"Сумка волшебника" - читать интересную книгу автора (Бражнин Илья Яковлевич)

Севастопольские рассказы

Рассказов этих всего три. Первый из них называется «Красный мак». Привожу его полностью:

«К ночи город был окончательно очищен от немцев. Несколько часов он стоял примолкший, точно боец, отдыхающий после трудного и долгого боя. Только на рассвете он ожил, зазвенел, загрохотал. Улицы заполнились повозками, походными кухнями, автомашинами. Поток их был буен и непрерывен. Меж повозками проталкивались запылённые бойцы.

И повозки, и машины, и одежда людей были окрашены в один цвет — цвет войны, цвет хаки. За три года войны мой глаз привык к нему, и я жадно искал глазами новые оттенки, новые краски. И я нашёл их. За полуразрушенной низкой оградой из желтоватого туфа я увидел яркое цветение красного мака. Это был маленький огород. Он лежал среди развалин — этот крошечный цветущий островок, как символ неукротимой жизни, стоящей над смертью и разрушениями войны.

Около грядки мака стояла женщина. Она была немолода. Утомлённое лицо её носило следы жестоких испытаний. Но сегодня это измученное лицо улыбалось. Сегодня был её праздник. Ютясь в развалинах, среди грохота орудийной канонады, она ждала своего часа, часа избавления. И она дождалась. Он пришёл. Вот идут мимо неё весёлыми толпами русские люди — её сыны, её братья. И она стоит у грядки маков и смотрит на них ненасытными сияющими глазами. Она разделала эту грядку в редкие часы затишья, и сегодня её красное поле украшает общий праздник.

Я постоял возле этих маков, возле этой женщины, Хотел зайти во двор, заговорить. Но бурный поток движения увлёк меня дальше. Я кружил вместе с ним по городу многие часы. И вдруг внимание моё привлёк знакомый цвет. Это опять были красные маки. На этот раз они были собраны в один яркий пучок, и они двигались. Они были воткнуты рдеющим букетом в радиатор грузовой автомашины.
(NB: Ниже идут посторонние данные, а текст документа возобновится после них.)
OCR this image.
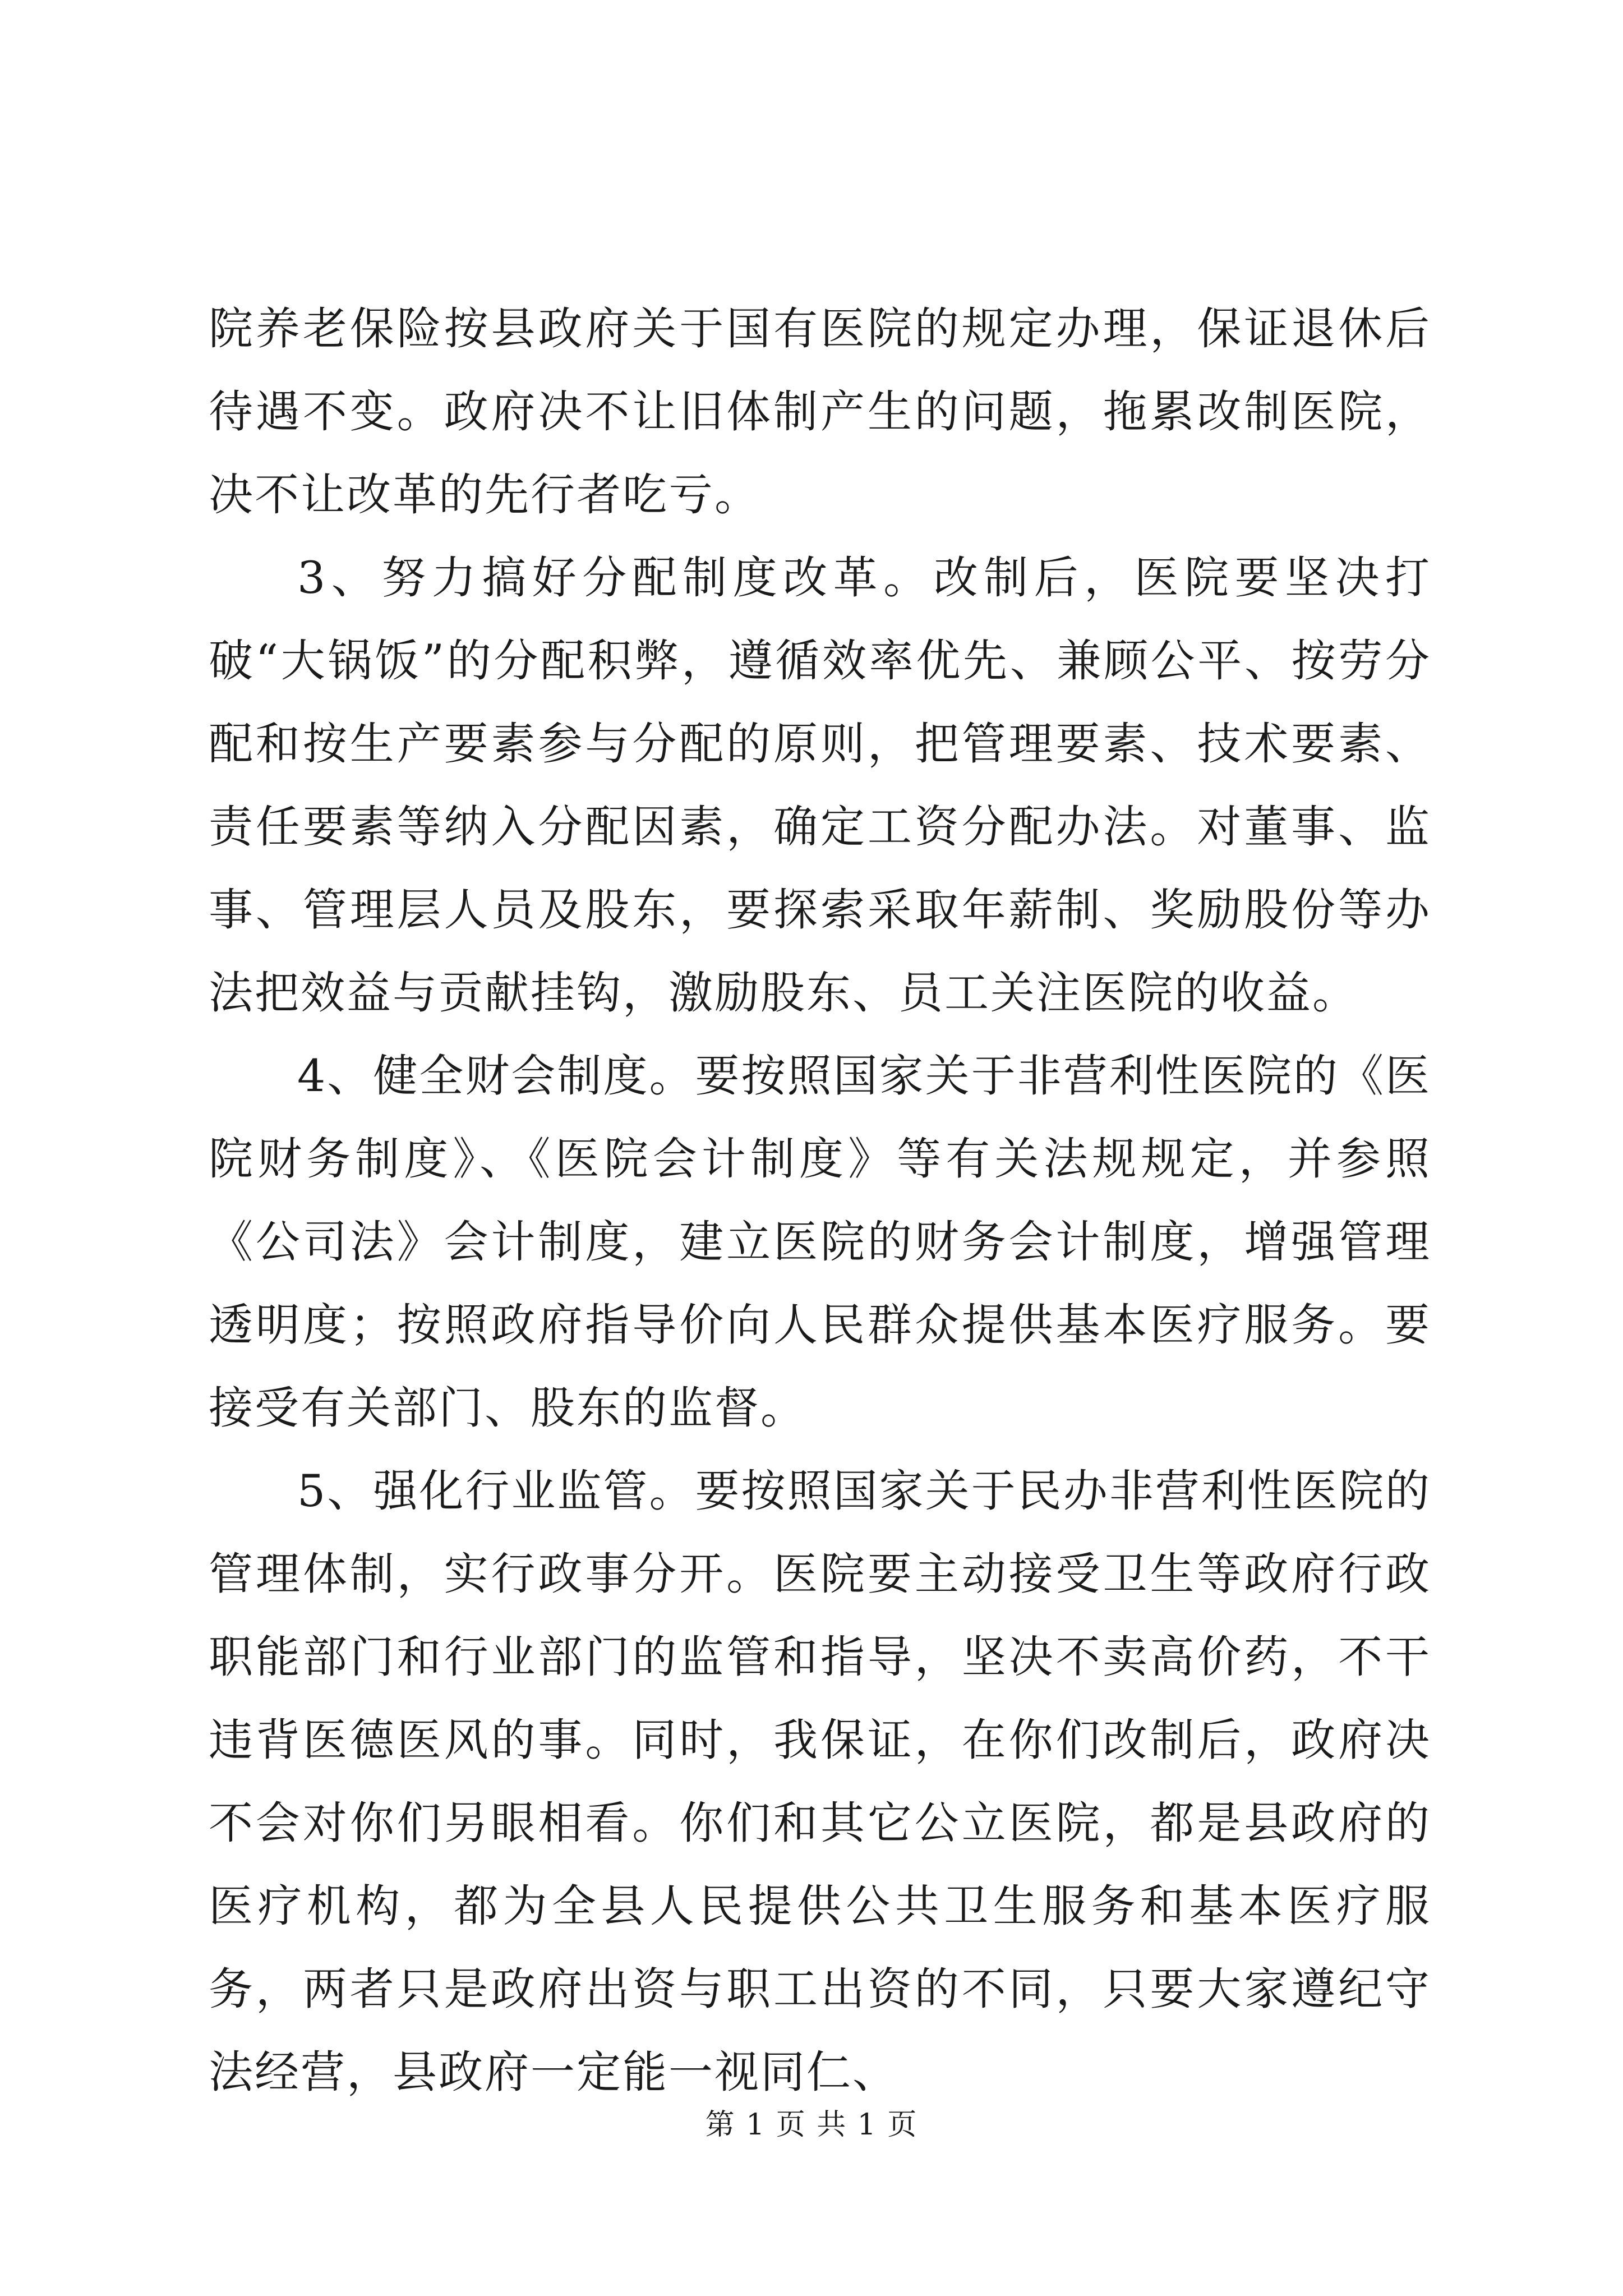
院养老保险按县政府关于国有医院的规定办理，保证退休后待遇不变。政府决不让旧体制产生的问题，拖累改制医院，决不让改革的先行者吃亏。

3、努力搞好分配制度改革。改制后，医院要坚决打破“大锅饭”的分配积弊，遵循效率优先、兼顾公平、按劳分配和按生产要素参与分配的原则，把管理要素、技术要素、责任要素等纳入分配因素，确定工资分配办法。对董事、监事、管理层人员及股东，要探索采取年薪制、奖励股份等办法把效益与贡献挂钩，激励股东、员工关注医院的收益。

4、健全财会制度。要按照国家关于非营利性医院的《医院财务制度》、《医院会计制度》等有关法规规定，并参照《公司法》会计制度，建立医院的财务会计制度，增强管理透明度；按照政府指导价向人民群众提供基本医疗服务。要接受有关部门、股东的监督。

5、强化行业监管。要按照国家关于民办非营利性医院的管理体制，实行政事分开。医院要主动接受卫生等政府行政职能部门和行业部门的监管和指导，坚决不卖高价药，不干违背医德医风的事。同时，我保证，在你们改制后，政府决不会对你们另眼相看。你们和其它公立医院，都是县政府的医疗机构，都为全县人民提供公共卫生服务和基本医疗服务，两者只是政府出资与职工出资的不同，只要大家遵纪守法经营，县政府一定能一视同仁、

第 1 页 共 1 页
Машина шла медленно, пробивая себе путь широкой железной грудью, и над ней, как пламя, рдели алые маки. Потом я встретил самокатчика с таким же алым букетиком у руля. Потом я увидел один цветок в руках. Его держал коренастый запылённый боец.
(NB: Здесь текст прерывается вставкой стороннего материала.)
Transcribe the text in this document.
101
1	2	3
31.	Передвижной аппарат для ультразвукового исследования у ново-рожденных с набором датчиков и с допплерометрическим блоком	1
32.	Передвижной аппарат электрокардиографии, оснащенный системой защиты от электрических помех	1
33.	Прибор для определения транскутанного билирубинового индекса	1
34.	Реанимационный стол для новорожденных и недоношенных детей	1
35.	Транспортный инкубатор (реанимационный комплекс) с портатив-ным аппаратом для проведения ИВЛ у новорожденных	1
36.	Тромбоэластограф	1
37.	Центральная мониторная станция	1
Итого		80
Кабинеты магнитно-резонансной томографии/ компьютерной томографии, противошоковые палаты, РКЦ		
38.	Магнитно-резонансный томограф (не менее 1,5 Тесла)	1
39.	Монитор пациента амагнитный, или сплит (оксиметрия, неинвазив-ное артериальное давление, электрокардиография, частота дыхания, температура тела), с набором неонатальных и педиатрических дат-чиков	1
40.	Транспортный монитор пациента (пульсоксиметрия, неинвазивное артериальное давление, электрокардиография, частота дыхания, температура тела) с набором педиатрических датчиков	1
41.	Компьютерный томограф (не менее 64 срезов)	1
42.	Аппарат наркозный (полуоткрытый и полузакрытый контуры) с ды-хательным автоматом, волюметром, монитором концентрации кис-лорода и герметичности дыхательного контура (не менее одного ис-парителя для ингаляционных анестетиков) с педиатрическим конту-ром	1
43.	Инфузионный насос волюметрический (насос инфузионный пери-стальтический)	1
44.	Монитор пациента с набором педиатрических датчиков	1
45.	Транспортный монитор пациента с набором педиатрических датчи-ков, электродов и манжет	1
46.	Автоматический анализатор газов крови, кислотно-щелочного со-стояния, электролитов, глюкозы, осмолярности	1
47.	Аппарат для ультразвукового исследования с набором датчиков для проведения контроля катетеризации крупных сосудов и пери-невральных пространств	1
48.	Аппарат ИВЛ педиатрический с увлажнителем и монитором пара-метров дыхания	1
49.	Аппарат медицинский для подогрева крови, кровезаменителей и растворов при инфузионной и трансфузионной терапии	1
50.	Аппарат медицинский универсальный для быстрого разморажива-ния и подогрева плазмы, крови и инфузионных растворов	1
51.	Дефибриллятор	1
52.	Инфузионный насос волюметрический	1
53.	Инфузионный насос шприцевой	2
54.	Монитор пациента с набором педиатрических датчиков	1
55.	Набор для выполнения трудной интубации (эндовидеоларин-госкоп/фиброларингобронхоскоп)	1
Я остановился. Немолчно гудящий поток вынес меня к тому месту, где я был несколько часов тому назад. Вот и низкая полуразрушенная ограда из желтоватого туфа, вот и маленький огород, вот и грядка... Но красных маков на ней уже нет. Из земли торчат бледно-зелёные низкие стебли, но цветов нет. Последний из них — в руках женщины, стоящей у ограды.

Она держит его у груди, как ребёнка. И лицо её улыбается всё той же улыбкой. И она всё так же смотрит на происходящее ненасытными, сияющими глазами. Навстречу ей идёт боец в пёстром маскировочном костюме. На широкой блузе его переливаются зелёные, чёрные, коричневые пятна. Лицо его буро от загара, серо от пыли. Он перехватывает улыбку стоящей у ворот женщины и улыбается ей в ответ. Тогда женщина протягивает ему свой последний цветок.
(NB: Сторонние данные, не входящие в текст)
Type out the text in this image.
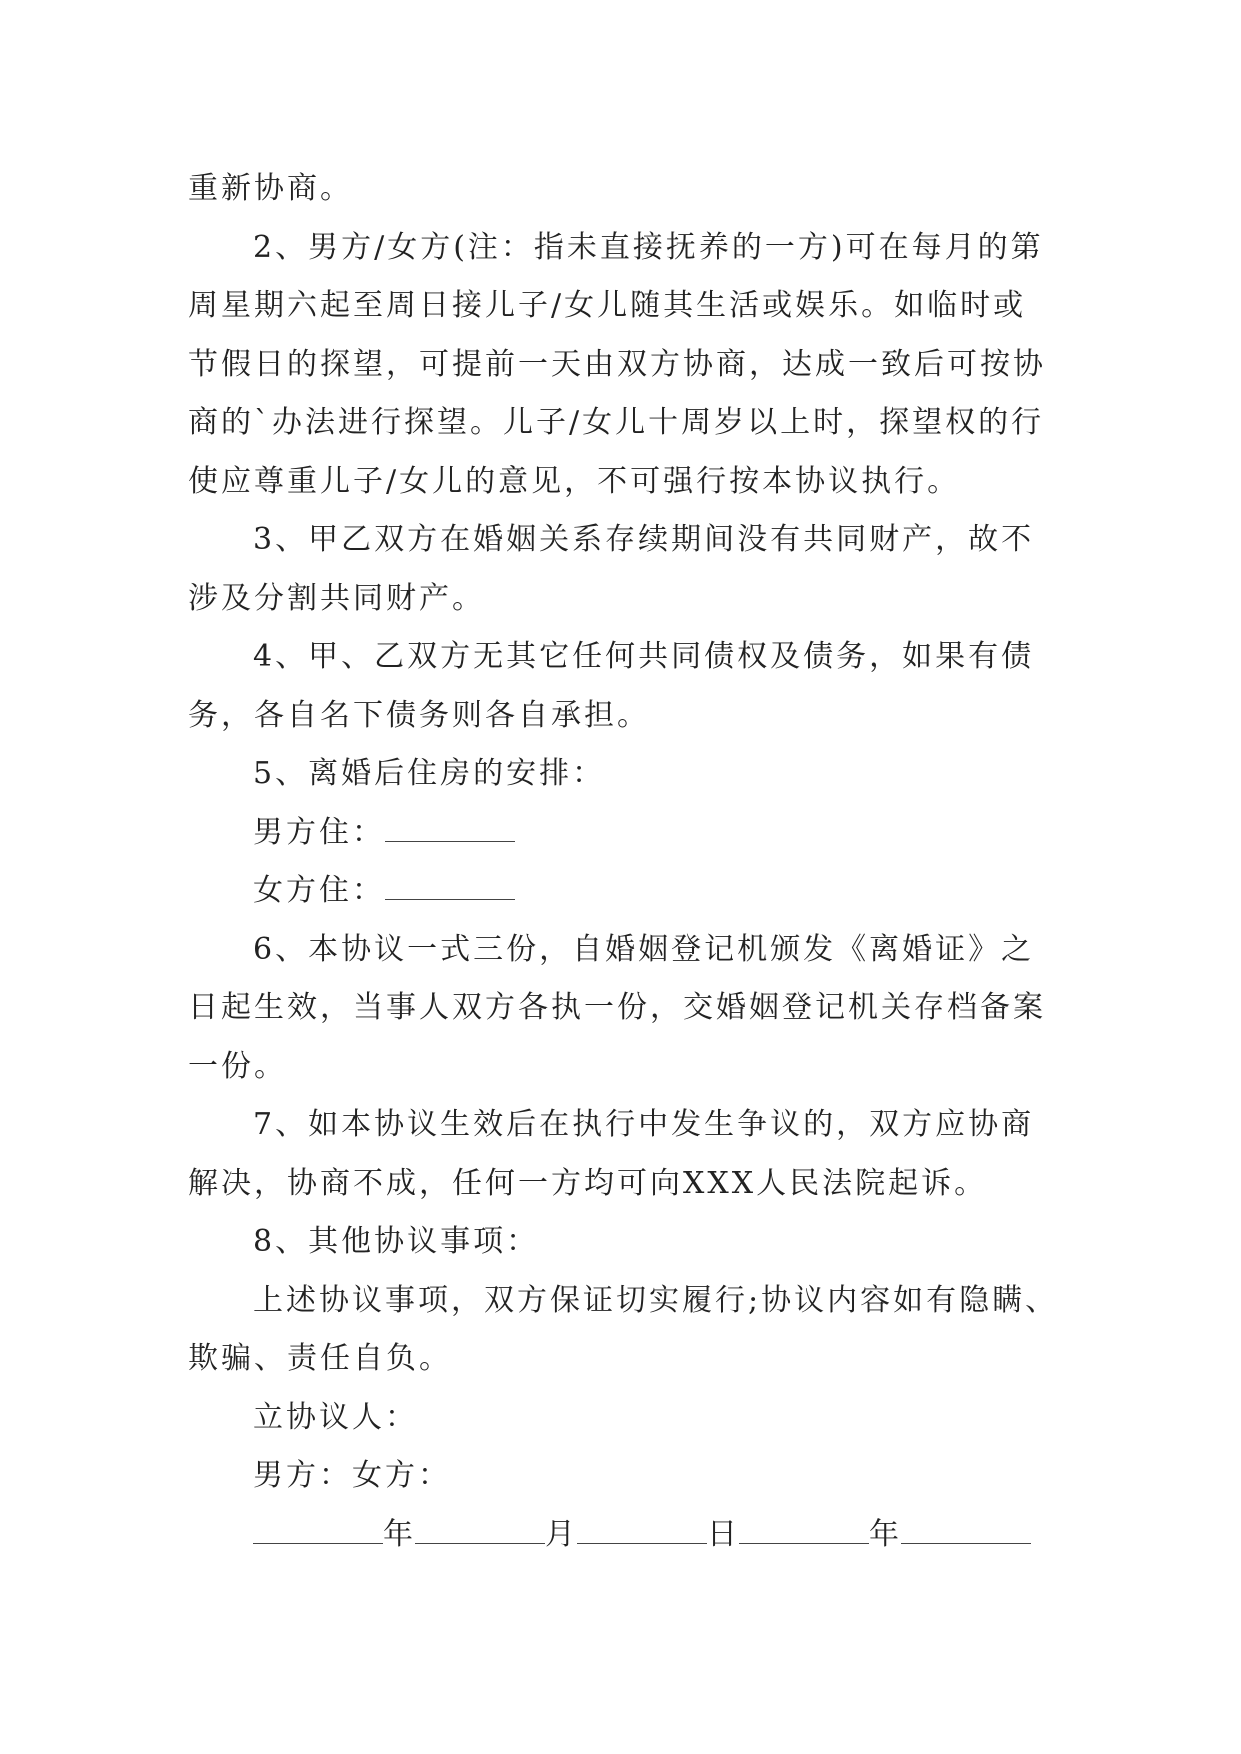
重新协商。

2、男方/女方(注：指未直接抚养的一方)可在每月的第

周星期六起至周日接儿子/女儿随其生活或娱乐。如临时或

节假日的探望，可提前一天由双方协商，达成一致后可按协

商的`办法进行探望。儿子/女儿十周岁以上时，探望权的行

使应尊重儿子/女儿的意见，不可强行按本协议执行。

3、甲乙双方在婚姻关系存续期间没有共同财产，故不

涉及分割共同财产。

4、甲、乙双方无其它任何共同债权及债务，如果有债

务，各自名下债务则各自承担。

5、离婚后住房的安排：

男方住：

女方住：

6、本协议一式三份，自婚姻登记机颁发《离婚证》之

日起生效，当事人双方各执一份，交婚姻登记机关存档备案

一份。

7、如本协议生效后在执行中发生争议的，双方应协商

解决，协商不成，任何一方均可向XXX人民法院起诉。

8、其他协议事项：

上述协议事项，双方保证切实履行;协议内容如有隐瞒、

欺骗、责任自负。

立协议人：

男方：女方：

年	月	日	年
Он останавливается, берёт цветок из её рук, что-то говорит ей и, сунув стебель за пазуху, идёт дальше. Головка цветка алеет на его груди, ярко выделяясь среди бурых и чёрных пятен маскировочной блузы. Это яркое пятно плывёт среди зелёного потока войны. Зелёный цвет — цвет войны, алый — цвет крови и победных знамён. На севастопольских улицах рдели алые маки».

Второй рассказ называется «Ведро воды». Он совсем коротенький, и я приведу его, как и первый, полностью — без сокращений и поправок. Вот он:

«Девочка-подросток лет двенадцати несёт ведро воды. Её тоненькое, исхудавшее тельце клонится в сторону от тяжести. Острое плечико приподнято. Она озабоченно пробирается меж повозок и машин, спеша домой. Дома нужна вода.

Проходящий боец останавливает девочку. Его усталое лицо серо от пыли. Сухие губы запеклись и потрескались.

— Дочка, дай напиться, — говорит он хрипловато и вытирает руками со лба обильный пот.

— Пожалуйста, — с готовностью откликается девочка и ставит ведро на землю.

Боец отстёгивает от пояса флягу, наполняет её из ведра и подносит к губам. Он пьёт с жадностью. Струйка воды стекает по подбородку, и светлые капли скатываются на сухую мостовую, застывая на ней тёмными пятнышками.

Мимо движется непрерывный поток людей. Все они так же запылены и усталы, как этот пьющий боец, всех их томит жажда. Вокруг стоящего на земле ведра образуется кружок жаждущих. Город в развалинах, воды почти нет, и никто не знает, где её достать. Через несколько минут ведро пустеет.

Девочка так и не донесла его до дому. Но она нимало об этом не жалеет. Она улыбается бойцам, ласково окликающим её то Марусей, то дочкой, и когда ведро пустеет, она подхватывает его и снова бежит за водой. Идти надо довольно далеко, за три квартала, и второе ведро она также не доносит до дому. Третье ведро с водой она донесла почти до самых ворот своих, ко тут опять кто-то попросил напиться, и ведро снова быстро опустело. Я встретил её, когда она несла пятнадцатое ведро. И когда проходящий боец попросил у неё напиться, она снова поставила ведро на землю.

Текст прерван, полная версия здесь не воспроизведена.